Cassandra multiprocessing can't pickle _thread.lock objects

Wed Jun 22 02:13:57 EDT 2016

Daiyue Weng <daiyueweng at gmail.com> writes:
> ...
> I tried to use Cassandra and multiprocessing to insert rows (dummy data)
> concurrently based on the examples in
> ...
> self.pool = Pool(processes=process_count, initializer=self._setup,
> initargs=(session,))
>
> I am wondering how to resolve the issue.

"pickle" is used to serialize Python objects and later, usually in
a different context, recreate the object from the serialization.

Obviously, some objects can be so tightly coupled to the context that
it makes it very difficult to recreate them faithfully. Examples are
locks and files.

Apparently, your framework uses pickle internally (to get objects
from the current processor to the executing processors).

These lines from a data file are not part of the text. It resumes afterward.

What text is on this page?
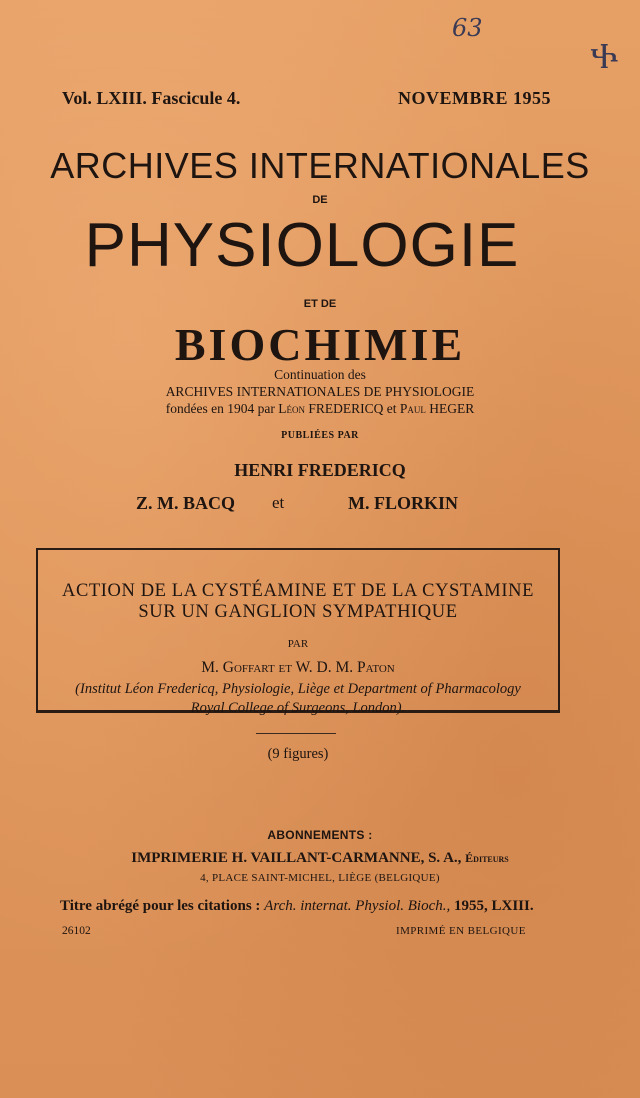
63
Ⴕ
Vol. LXIII. Fascicule 4.	NOVEMBRE 1955
ARCHIVES INTERNATIONALES
DE
PHYSIOLOGIE
ET DE
BIOCHIMIE
Continuation des
ARCHIVES INTERNATIONALES DE PHYSIOLOGIE
fondées en 1904 par Léon FREDERICQ et Paul HEGER
PUBLIÉES PAR
HENRI FREDERICQ
Z. M. BACQ et	M. FLORKIN
ACTION DE LA CYSTÉAMINE ET DE LA CYSTAMINE
SUR UN GANGLION SYMPATHIQUE
PAR
M. Goffart et W. D. M. Paton
(Institut Léon Fredericq, Physiologie, Liège et Department of Pharmacology
Royal College of Surgeons, London).
(9 figures)
ABONNEMENTS :
IMPRIMERIE H. VAILLANT-CARMANNE, S. A., Éditeurs
4, PLACE SAINT-MICHEL, LIÈGE (BELGIQUE)
Titre abrégé pour les citations : Arch. internat. Physiol. Bioch., 1955, LXIII.
26102	IMPRIMÉ EN BELGIQUE
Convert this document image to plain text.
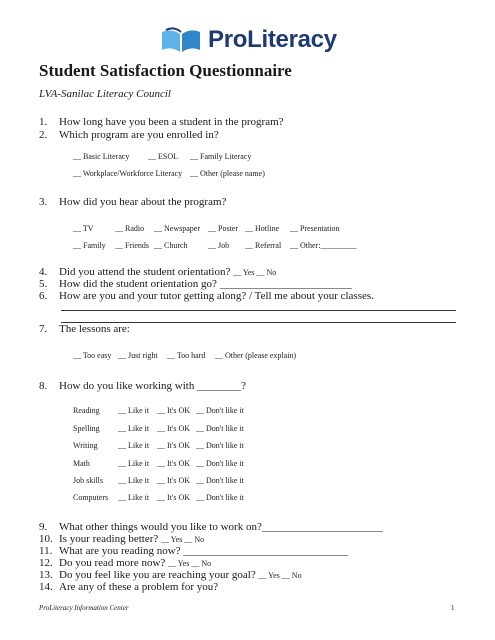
ProLiteracy
Student Satisfaction Questionnaire
LVA-Sanilac Literacy Council
1.	How long have you been a student in the program?
2.	Which program are you enrolled in?
__ Basic Literacy __ ESOL __ Family Literacy
__ Workplace/Workforce Literacy __ Other (please name)
3.	How did you hear about the program?
__ TV	__ Radio __ Newspaper __ Poster __ Hotline __ Presentation
__ Family __ Friends __ Church	__ Job __ Referral __ Other:_________
4.	Did you attend the student orientation?
__ Yes __ No
5.	How did the student orientation go? ________________________
6.	How are you and your tutor getting along? / Tell me about your classes.
7.	The lessons are:
__ Too easy __ Just right __ Too hard __ Other (please explain)
8.	How do you like working with ________?
Reading __ Like it __ It's OK __ Don't like it
Spelling __ Like it __ It's OK __ Don't like it
Writing	__ Like it __ It's OK __ Don't like it
Math	__ Like it __ It's OK __ Don't like it
Job skills __ Like it __ It's OK __ Don't like it
Computers __ Like it __ It's OK __ Don't like it
9.	What other things would you like to work on?______________________
10. Is your reading better?
__ Yes __ No
11. What are you reading now? ______________________________
12. Do you read more now?
__ Yes __ No
13. Do you feel like you are reaching your goal?
__ Yes __ No
14. Are any of these a problem for you?
ProLiteracy Information Center	1
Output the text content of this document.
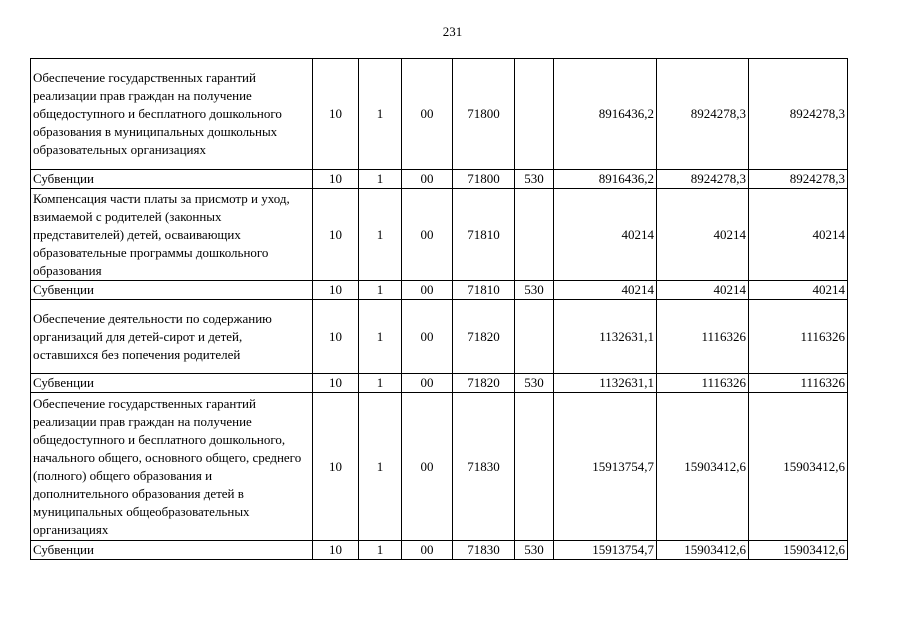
231
Обеспечение государственных гарантий реализации прав граждан на получение общедоступного и бесплатного дошкольного образования в муниципальных дошкольных образовательных организациях	10	1	00	71800		8916436,2	8924278,3	8924278,3
Субвенции	10	1	00	71800	530	8916436,2	8924278,3	8924278,3
Компенсация части платы за присмотр и уход, взимаемой с родителей (законных представителей) детей, осваивающих образовательные программы дошкольного образования	10	1	00	71810		40214	40214	40214
Субвенции	10	1	00	71810	530	40214	40214	40214
Обеспечение деятельности по содержанию организаций для детей-сирот и детей, оставшихся без попечения родителей	10	1	00	71820		1132631,1	1116326	1116326
Субвенции	10	1	00	71820	530	1132631,1	1116326	1116326
Обеспечение государственных гарантий реализации прав граждан на получение общедоступного и бесплатного дошкольного, начального общего, основного общего, среднего (полного) общего образования и дополнительного образования детей в муниципальных общеобразовательных организациях	10	1	00	71830		15913754,7	15903412,6	15903412,6
Субвенции	10	1	00	71830	530	15913754,7	15903412,6	15903412,6
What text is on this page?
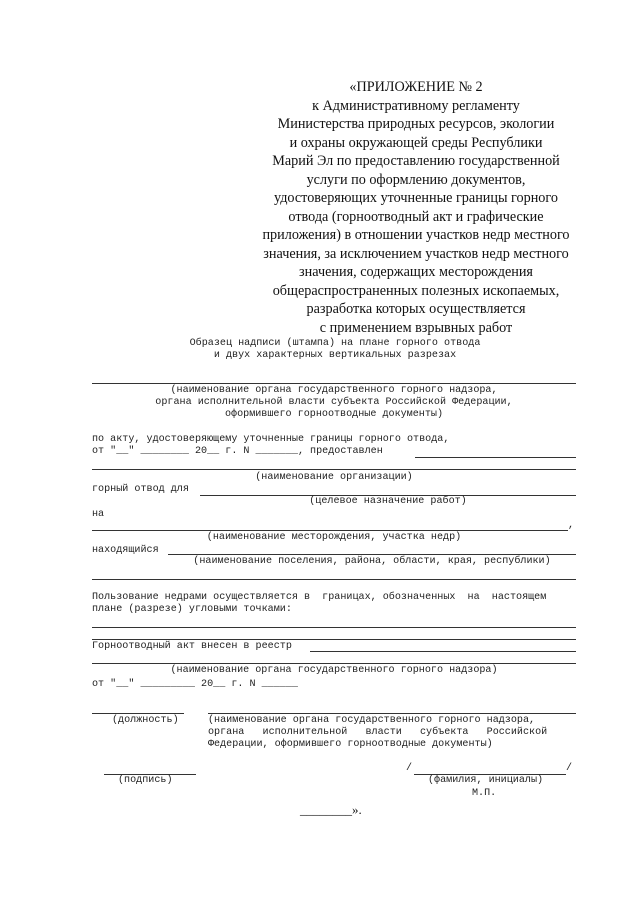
«ПРИЛОЖЕНИЕ № 2
к Административному регламенту
Министерства природных ресурсов, экологии
и охраны окружающей среды Республики
Марий Эл по предоставлению государственной
услуги по оформлению документов,
удостоверяющих уточненные границы горного
отвода (горноотводный акт и графические
приложения) в отношении участков недр местного
значения, за исключением участков недр местного
значения, содержащих месторождения
общераспространенных полезных ископаемых,
разработка которых осуществляется
с применением взрывных работ
Образец надписи (штампа) на плане горного отвода
и двух характерных вертикальных разрезах
(наименование органа государственного горного надзора,
органа исполнительной власти субъекта Российской Федерации,
оформившего горноотводные документы)
по акту, удостоверяющему уточненные границы горного отвода,
от "__" ________ 20__ г. N _______, предоставлен
(наименование организации)
горный отвод для
(целевое назначение работ)
на
,
(наименование месторождения, участка недр)
находящийся
(наименование поселения, района, области, края, республики)
Пользование недрами осуществляется в  границах, обозначенных  на  настоящем
плане (разрезе) угловыми точками:
Горноотводный акт внесен в реестр
(наименование органа государственного горного надзора)
от "__" _________ 20__ г. N ______
(должность)	(наименование органа государственного горного надзора,
органа   исполнительной   власти   субъекта   Российской
Федерации, оформившего горноотводные документы)
(подпись)
/	/
(фамилия, инициалы)
М.П.
________».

As a consequence,
you must ensure that those objects contain only pickleable objects (and
especially no locks).

In your code above, the look might come from "self" or "session".

In the first case, a workaround might be that you put the look
on the class (rather than the object) level; this way, the look would
not be pickled.

The second case would be more difficult. Likely, you would need
to extract pickleable subobjects from your "session" and maybe recreate
a session object from them on the destination processor.